KKTC’de AB Bürosu çıkmazı |
Prof. Dr. Ata ATUN |
|
Mali Yardım Tüzüğündeki maddeler aslında kendi başlarına konuşuyor ve AB’nin Bürosunun KKTC’de açılamayacağını ima ediyor ama iyi niyetli bir çok insanımız bu Büroların Lefkoşa şehrinin Türk tarafında açılacağına inanıyor.
AB’ye güvenleri var ve AB’nin insan haklarını, dolayısı ile Kıbrıs’lı Türklerin haklarını koruyacağına inanıyorlar. 24 Nisan 2004 referandumda Kıbrıs’lı Türkler tarafından verilen %68 EVET oylarının bir şekilde ödüllendirileceğini zannediyorlar.
Ama kazın ayağı hiçte öyle değil.
İşte bu yanılgıya en güzel örnek daha birkaç gün önce Avrupa Halk Partisi (EPP) tarafından kabul edilen 9 maddelik karar. Dokuz maddenin dokuzu da Rumları destekleyen ve Kıbrıs Türklerini de azınlık statüsüne düşüren maddeler.
Mali yardım Tüzüğünün uygulanması ile sorumlu AB Komisyonu’nun Kuzey Kıbrıs’ta açmayı planladığı AB bürosuna Kıbrıs (Rum) Cumhuriyeti “OXI” deyip itiraz edince bir anlaşma sağlanamadı.
Zaten akside olamazdı.
AB yemeden içmeden, adada sınır ve barış sorunu varken, Kıbrıs (Rum) Cumhuriyeti’ni üye devlet olarak içine kabul etmesi ile zaten kararların tek taraflı olarak Rum yanlısı çıkmasının kapısını sonuna kadar açtı.
İyi niyetli insanlarımız, Komisyonda kararlar oy çokluğu ile alınacak, Rumların esamisi bile okunmayacak diyor ama EPP kararı ortada. Esamisi okunmayacak olan Rumlar, kararı istedikleri gibi hem de dokuzda dokuz çıkardılar.
Mali Yardım Tüzüğü içeriğince Lefkoşa’da açılacak Büro konusunda, Komisyon ile Rum Hükümeti arasında yapılan görüşmelerde bir sonuç alınamayınca konunun AB Daimi Temsilciler Komitesi COREPER’de ele alınması kararlaştırıldı.

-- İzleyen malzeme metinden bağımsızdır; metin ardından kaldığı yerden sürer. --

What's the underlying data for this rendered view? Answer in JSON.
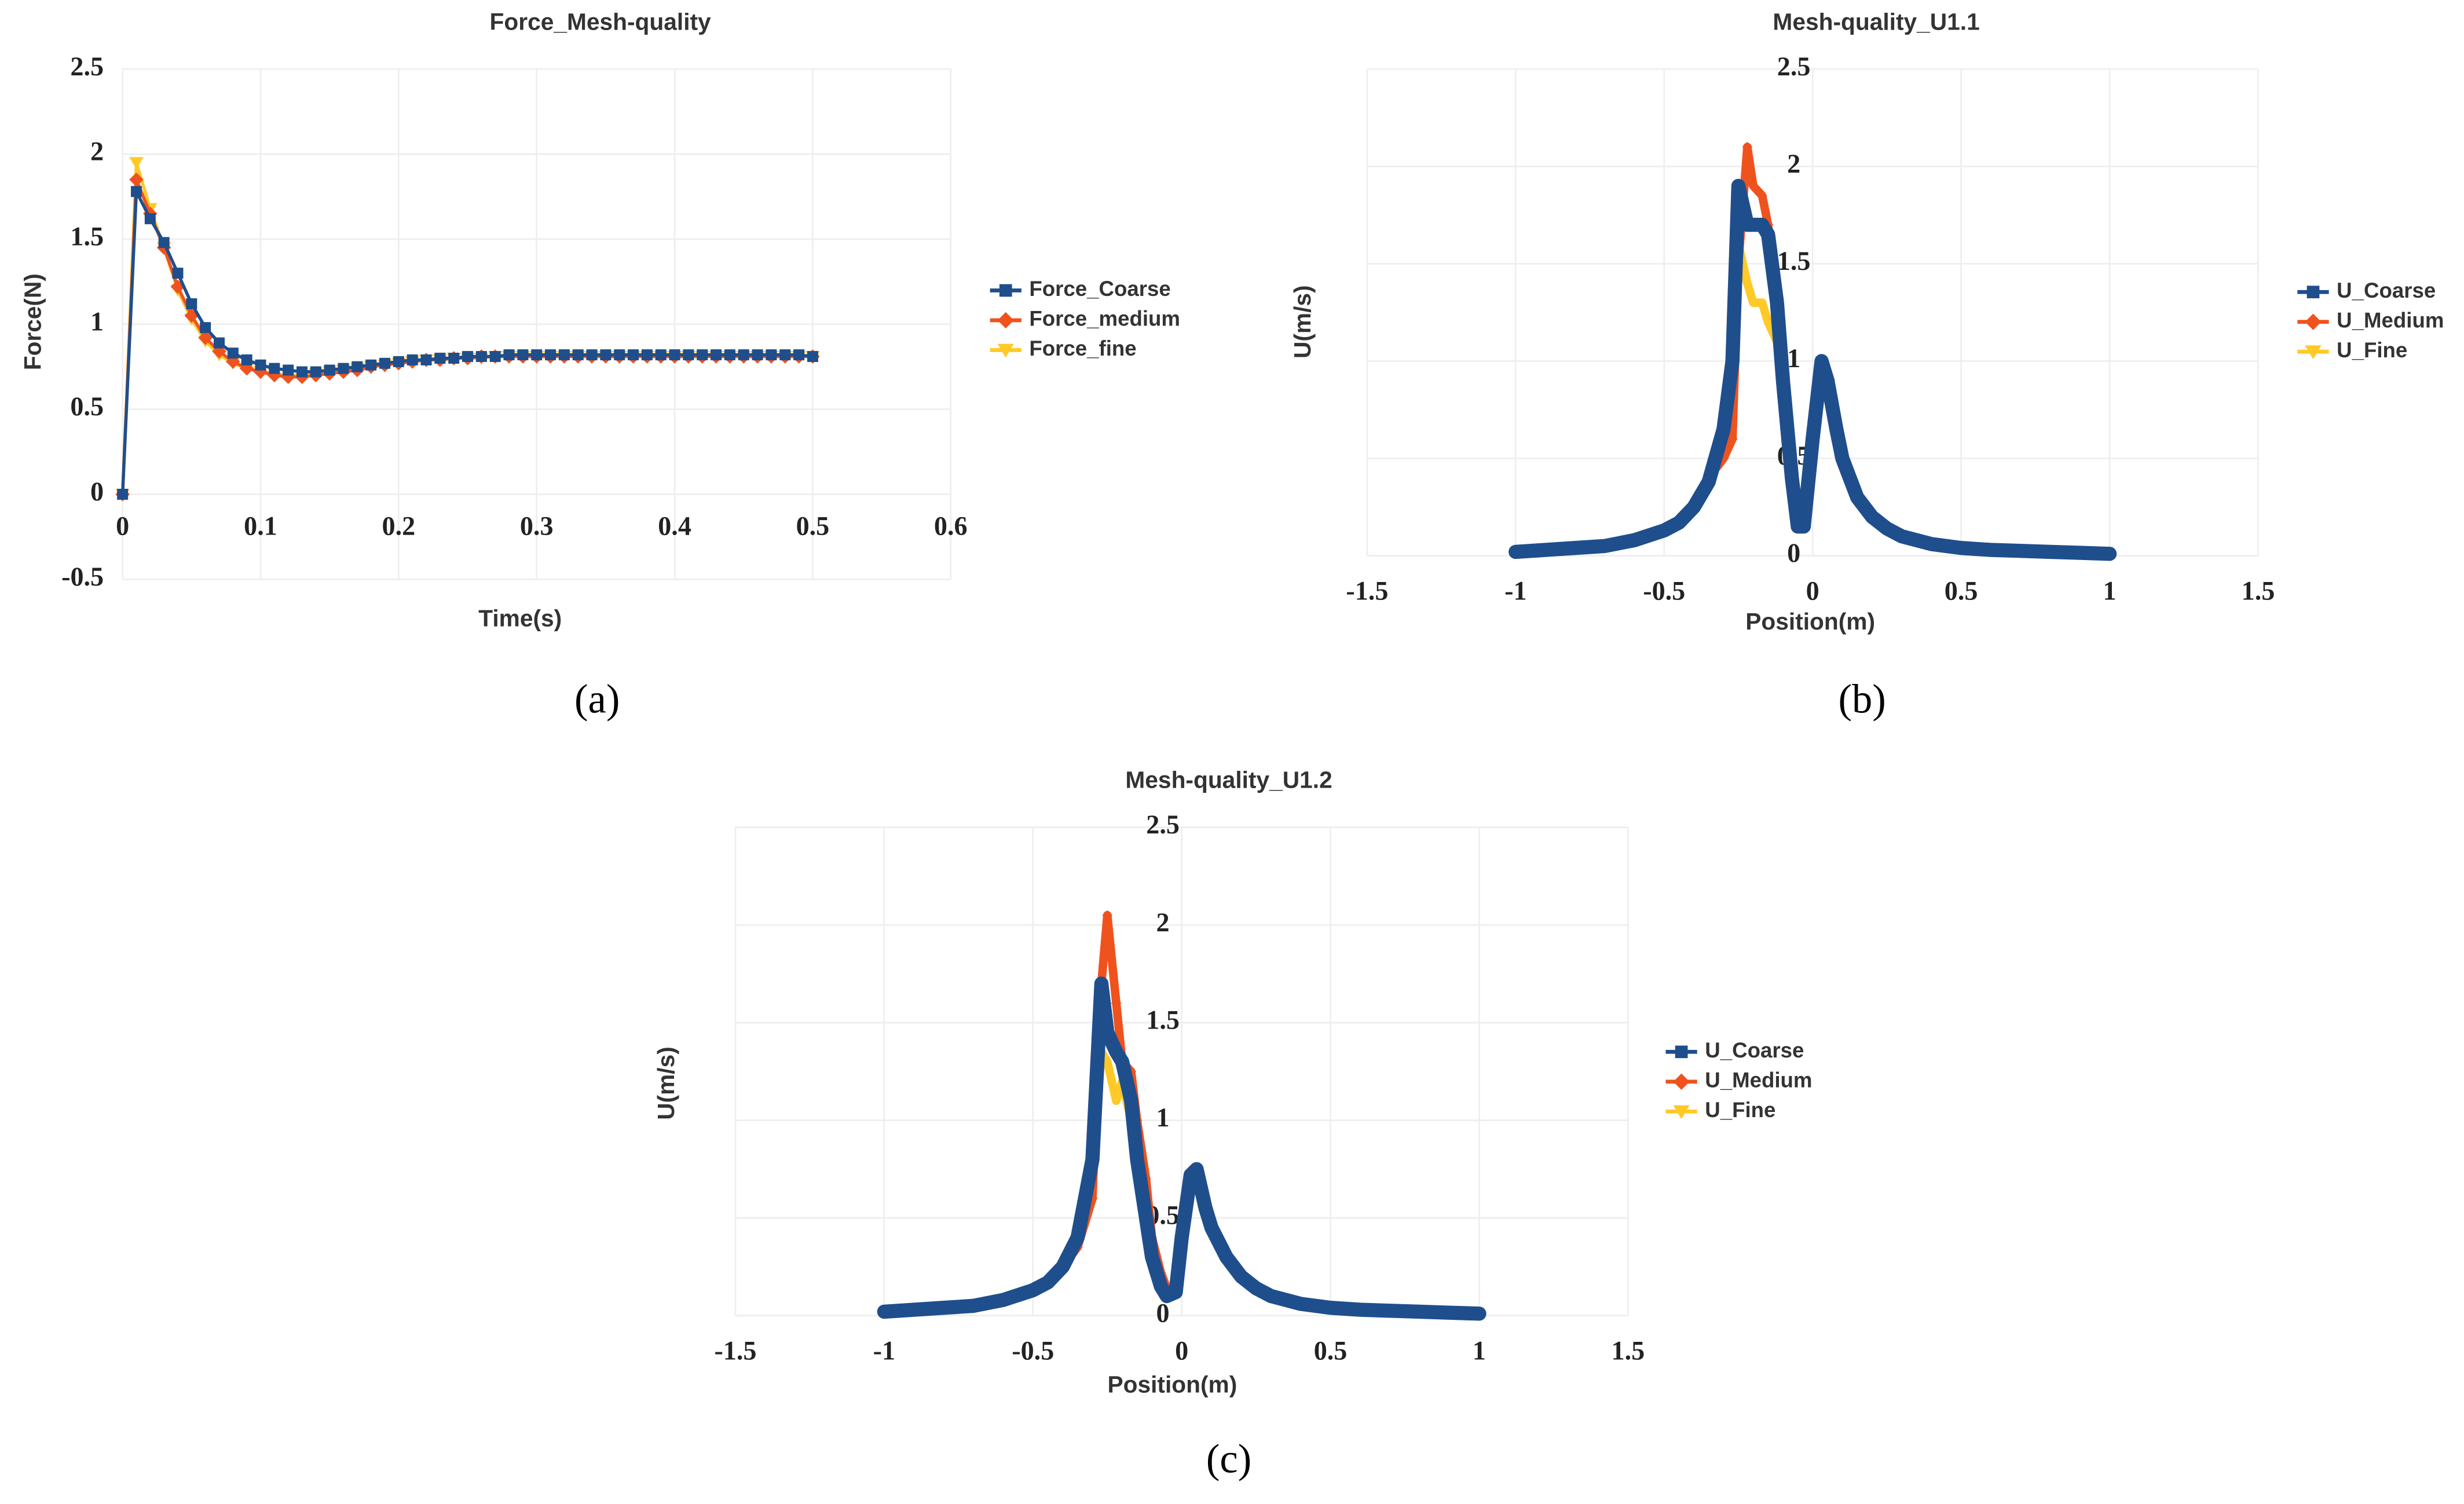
{
  "captions": [
    "(a)",
    "(b)",
    "(c)"
  ],
  "chart_data": [
    {
      "type": "line",
      "title": "Force_Mesh-quality",
      "x_label": "Time(s)",
      "y_label": "Force(N)",
      "xlim": [
        0,
        0.6
      ],
      "ylim": [
        -0.5,
        2.5
      ],
      "xticks": [
        0,
        0.1,
        0.2,
        0.3,
        0.4,
        0.5,
        0.6
      ],
      "yticks": [
        -0.5,
        0,
        0.5,
        1,
        1.5,
        2,
        2.5
      ],
      "grid": true,
      "x": [
        0,
        0.01,
        0.02,
        0.03,
        0.04,
        0.05,
        0.06,
        0.07,
        0.08,
        0.09,
        0.1,
        0.11,
        0.12,
        0.13,
        0.14,
        0.15,
        0.16,
        0.17,
        0.18,
        0.19,
        0.2,
        0.21,
        0.22,
        0.23,
        0.24,
        0.25,
        0.26,
        0.27,
        0.28,
        0.29,
        0.3,
        0.31,
        0.32,
        0.33,
        0.34,
        0.35,
        0.36,
        0.37,
        0.38,
        0.39,
        0.4,
        0.41,
        0.42,
        0.43,
        0.44,
        0.45,
        0.46,
        0.47,
        0.48,
        0.49,
        0.5
      ],
      "series": [
        {
          "name": "Force_fine",
          "color": "#ffc926",
          "marker": "triangle",
          "values": [
            0,
            1.95,
            1.68,
            1.45,
            1.2,
            1.03,
            0.9,
            0.82,
            0.77,
            0.74,
            0.72,
            0.71,
            0.7,
            0.7,
            0.71,
            0.72,
            0.73,
            0.74,
            0.75,
            0.76,
            0.77,
            0.78,
            0.79,
            0.79,
            0.8,
            0.8,
            0.8,
            0.81,
            0.81,
            0.81,
            0.81,
            0.81,
            0.81,
            0.81,
            0.81,
            0.81,
            0.81,
            0.81,
            0.81,
            0.81,
            0.81,
            0.81,
            0.81,
            0.81,
            0.81,
            0.81,
            0.81,
            0.81,
            0.81,
            0.81,
            0.81
          ]
        },
        {
          "name": "Force_medium",
          "color": "#f0521e",
          "marker": "diamond",
          "values": [
            0,
            1.85,
            1.65,
            1.45,
            1.22,
            1.05,
            0.92,
            0.84,
            0.78,
            0.74,
            0.72,
            0.7,
            0.69,
            0.69,
            0.7,
            0.71,
            0.72,
            0.73,
            0.75,
            0.76,
            0.77,
            0.78,
            0.79,
            0.79,
            0.8,
            0.8,
            0.81,
            0.81,
            0.81,
            0.81,
            0.81,
            0.81,
            0.81,
            0.81,
            0.81,
            0.81,
            0.81,
            0.81,
            0.81,
            0.81,
            0.81,
            0.81,
            0.81,
            0.81,
            0.81,
            0.81,
            0.81,
            0.81,
            0.81,
            0.81,
            0.81
          ]
        },
        {
          "name": "Force_Coarse",
          "color": "#1f4e8c",
          "marker": "square",
          "values": [
            0,
            1.78,
            1.62,
            1.48,
            1.3,
            1.12,
            0.98,
            0.89,
            0.83,
            0.79,
            0.76,
            0.74,
            0.73,
            0.72,
            0.72,
            0.73,
            0.74,
            0.75,
            0.76,
            0.77,
            0.78,
            0.79,
            0.79,
            0.8,
            0.8,
            0.81,
            0.81,
            0.81,
            0.82,
            0.82,
            0.82,
            0.82,
            0.82,
            0.82,
            0.82,
            0.82,
            0.82,
            0.82,
            0.82,
            0.82,
            0.82,
            0.82,
            0.82,
            0.82,
            0.82,
            0.82,
            0.82,
            0.82,
            0.82,
            0.82,
            0.81
          ]
        }
      ],
      "legend_order": [
        2,
        1,
        0
      ]
    },
    {
      "type": "line",
      "title": "Mesh-quality_U1.1",
      "x_label": "Position(m)",
      "y_label": "U(m/s)",
      "xlim": [
        -1.5,
        1.5
      ],
      "ylim": [
        0,
        2.5
      ],
      "xticks": [
        -1.5,
        -1,
        -0.5,
        0,
        0.5,
        1,
        1.5
      ],
      "yticks": [
        0,
        0.5,
        1,
        1.5,
        2,
        2.5
      ],
      "grid": true,
      "x": [
        -1,
        -0.9,
        -0.8,
        -0.7,
        -0.6,
        -0.5,
        -0.45,
        -0.4,
        -0.35,
        -0.3,
        -0.27,
        -0.25,
        -0.22,
        -0.2,
        -0.17,
        -0.15,
        -0.12,
        -0.1,
        -0.07,
        -0.05,
        -0.03,
        0,
        0.03,
        0.05,
        0.08,
        0.1,
        0.15,
        0.2,
        0.25,
        0.3,
        0.4,
        0.5,
        0.6,
        0.7,
        0.8,
        0.9,
        1
      ],
      "series": [
        {
          "name": "U_Fine",
          "color": "#ffc926",
          "marker": "triangle",
          "values": [
            0.02,
            0.03,
            0.04,
            0.05,
            0.08,
            0.13,
            0.17,
            0.25,
            0.38,
            0.6,
            0.9,
            1.6,
            1.4,
            1.3,
            1.3,
            1.2,
            1.1,
            0.85,
            0.4,
            0.15,
            0.15,
            0.6,
            1.0,
            0.9,
            0.65,
            0.5,
            0.3,
            0.2,
            0.14,
            0.1,
            0.06,
            0.04,
            0.03,
            0.025,
            0.02,
            0.015,
            0.01
          ]
        },
        {
          "name": "U_Medium",
          "color": "#f0521e",
          "marker": "diamond",
          "values": [
            0.02,
            0.03,
            0.04,
            0.05,
            0.08,
            0.13,
            0.17,
            0.25,
            0.4,
            0.5,
            0.6,
            1.5,
            2.1,
            1.9,
            1.85,
            1.7,
            1.3,
            0.9,
            0.45,
            0.2,
            0.15,
            0.6,
            1.0,
            0.9,
            0.65,
            0.5,
            0.3,
            0.2,
            0.14,
            0.1,
            0.06,
            0.04,
            0.03,
            0.025,
            0.02,
            0.015,
            0.01
          ]
        },
        {
          "name": "U_Coarse",
          "color": "#1f4e8c",
          "marker": "square",
          "values": [
            0.02,
            0.03,
            0.04,
            0.05,
            0.08,
            0.13,
            0.17,
            0.25,
            0.38,
            0.65,
            1.0,
            1.9,
            1.7,
            1.7,
            1.7,
            1.65,
            1.3,
            0.9,
            0.4,
            0.15,
            0.15,
            0.6,
            1.0,
            0.9,
            0.65,
            0.5,
            0.3,
            0.2,
            0.14,
            0.1,
            0.06,
            0.04,
            0.03,
            0.025,
            0.02,
            0.015,
            0.01
          ]
        }
      ],
      "legend_order": [
        2,
        1,
        0
      ]
    },
    {
      "type": "line",
      "title": "Mesh-quality_U1.2",
      "x_label": "Position(m)",
      "y_label": "U(m/s)",
      "xlim": [
        -1.5,
        1.5
      ],
      "ylim": [
        0,
        2.5
      ],
      "xticks": [
        -1.5,
        -1,
        -0.5,
        0,
        0.5,
        1,
        1.5
      ],
      "yticks": [
        0,
        0.5,
        1,
        1.5,
        2,
        2.5
      ],
      "grid": true,
      "x": [
        -1,
        -0.9,
        -0.8,
        -0.7,
        -0.6,
        -0.5,
        -0.45,
        -0.4,
        -0.35,
        -0.3,
        -0.27,
        -0.25,
        -0.22,
        -0.2,
        -0.17,
        -0.15,
        -0.12,
        -0.1,
        -0.07,
        -0.05,
        -0.02,
        0,
        0.03,
        0.05,
        0.08,
        0.1,
        0.15,
        0.2,
        0.25,
        0.3,
        0.4,
        0.5,
        0.6,
        0.7,
        0.8,
        0.9,
        1
      ],
      "series": [
        {
          "name": "U_Fine",
          "color": "#ffc926",
          "marker": "triangle",
          "values": [
            0.02,
            0.03,
            0.04,
            0.05,
            0.08,
            0.13,
            0.17,
            0.25,
            0.4,
            0.75,
            1.35,
            1.3,
            1.1,
            1.2,
            1.0,
            0.8,
            0.55,
            0.35,
            0.2,
            0.12,
            0.12,
            0.4,
            0.72,
            0.75,
            0.55,
            0.45,
            0.3,
            0.2,
            0.14,
            0.1,
            0.06,
            0.04,
            0.03,
            0.025,
            0.02,
            0.015,
            0.01
          ]
        },
        {
          "name": "U_Medium",
          "color": "#f0521e",
          "marker": "diamond",
          "values": [
            0.02,
            0.03,
            0.04,
            0.05,
            0.08,
            0.13,
            0.17,
            0.25,
            0.35,
            0.6,
            1.7,
            2.05,
            1.6,
            1.3,
            1.25,
            1.0,
            0.7,
            0.4,
            0.22,
            0.14,
            0.12,
            0.4,
            0.72,
            0.75,
            0.55,
            0.45,
            0.3,
            0.2,
            0.14,
            0.1,
            0.06,
            0.04,
            0.03,
            0.025,
            0.02,
            0.015,
            0.01
          ]
        },
        {
          "name": "U_Coarse",
          "color": "#1f4e8c",
          "marker": "square",
          "values": [
            0.02,
            0.03,
            0.04,
            0.05,
            0.08,
            0.13,
            0.17,
            0.25,
            0.4,
            0.8,
            1.7,
            1.45,
            1.35,
            1.3,
            1.1,
            0.8,
            0.5,
            0.3,
            0.15,
            0.1,
            0.12,
            0.4,
            0.72,
            0.75,
            0.55,
            0.45,
            0.3,
            0.2,
            0.14,
            0.1,
            0.06,
            0.04,
            0.03,
            0.025,
            0.02,
            0.015,
            0.01
          ]
        }
      ],
      "legend_order": [
        2,
        1,
        0
      ]
    }
  ]
}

Rumların Komisyondaki iddiaları, Kuzey Kıbrıs’ta AB bürosu açmaya gereksinim olmadığı, büronun hali hazırda, Lefkoşa’nın Rum kesimindeki Fenorameno Kilisesinin tam karşısındaki UNDP Binasında faaliyet gösterdiği ve adanın kuzeyi ile ilişkilerin Rum kesimindeki AB temsilciliği ile yürütebileceği şeklinde oldu.
Rumlar KKTC’de AB bürosunun açılmasına sıcak bakmıyor ve bu konuda AB Komisyonu’nun takındığı tavırdan da hiç memnun değiller. Söz konusu bu büronun kuzeyde açılmaması için de elden geleni yapmaya da hazırlar. Bu nedenle Komisyon büronun bir an önce açılmasını isterken Rumlar ise geri adım atmıyor. Ellerindeki tüm kozları da kullanmak düşüncesindeler.

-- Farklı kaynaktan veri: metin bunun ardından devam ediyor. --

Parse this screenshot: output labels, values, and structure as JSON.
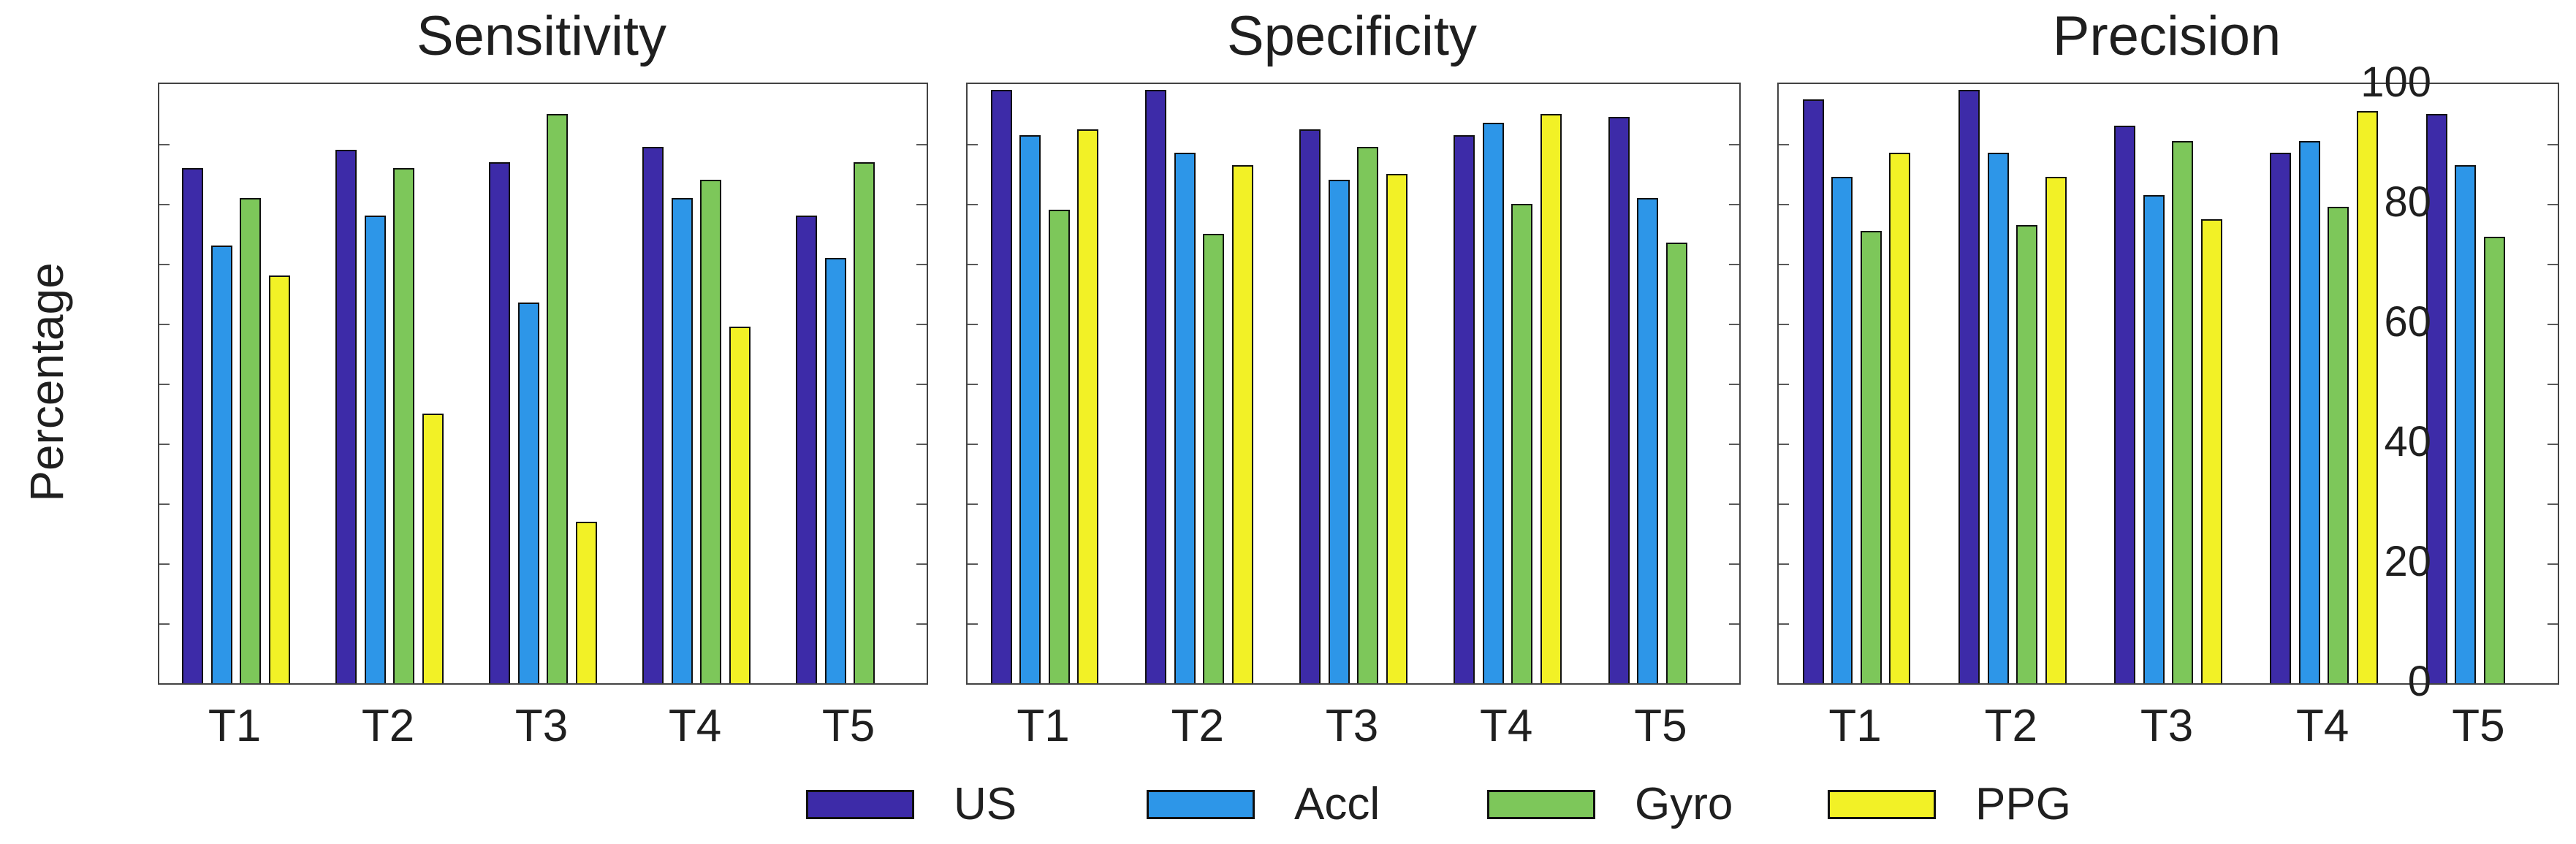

Mali Yardım ile ilgili AB Bürosunun, Rumların tüm itirazlarına rağmen KKTC’de açılması kararı alınırsa, Rumlar bu defa Mali yardım Tüzüğünün uygulanmasını önlemek için ne tür engel çıkarılabilir çalışmasına da başladılar.
Rumların kuzey Kıbrıs’ta açılacak büro konusunda itirazları göstermelik olarak AB içinde tepkiye karşılandı ama AB Komisyonu ile Rumlar arasında yapılan teknik düzeydeki müzakerelerde Kıbrıs (Rum) Cumhuriyeti yetkilileri bir türlü ikna edilemedi.
Soru bu aşamada AB içinde siyasi düzeyde görüşülecek ve sonuçlandırılmaya çalışılacak ama bence sonuç şimdiden belli. Fransa, Danimarka, Almanya ve örtülü olarak Avusturya destekli Kıbrıs (Rum) Cumhuriyeti’nin tüm girişim ve engellemelerinden sonra Mali Yardım ile ilgili AB Bürosu Lefkoşa’nın Rum kesiminde açılacak ve göstermelik bir büroda KKTC’de göreve başlayacak.
Tabi bu varsayımlar hep, KKTC’deki Koalisyon Hükümetinin dağılması pahasına Mali Yardım Tüzüğünü kabul etmiş olması olasılığı üzerine kurulu. Aynen Nasreddin Hoca’nın yoldan geçecek koyunlardan çalılara takılacak tüylerden yün eğireceği varsayımı gibi.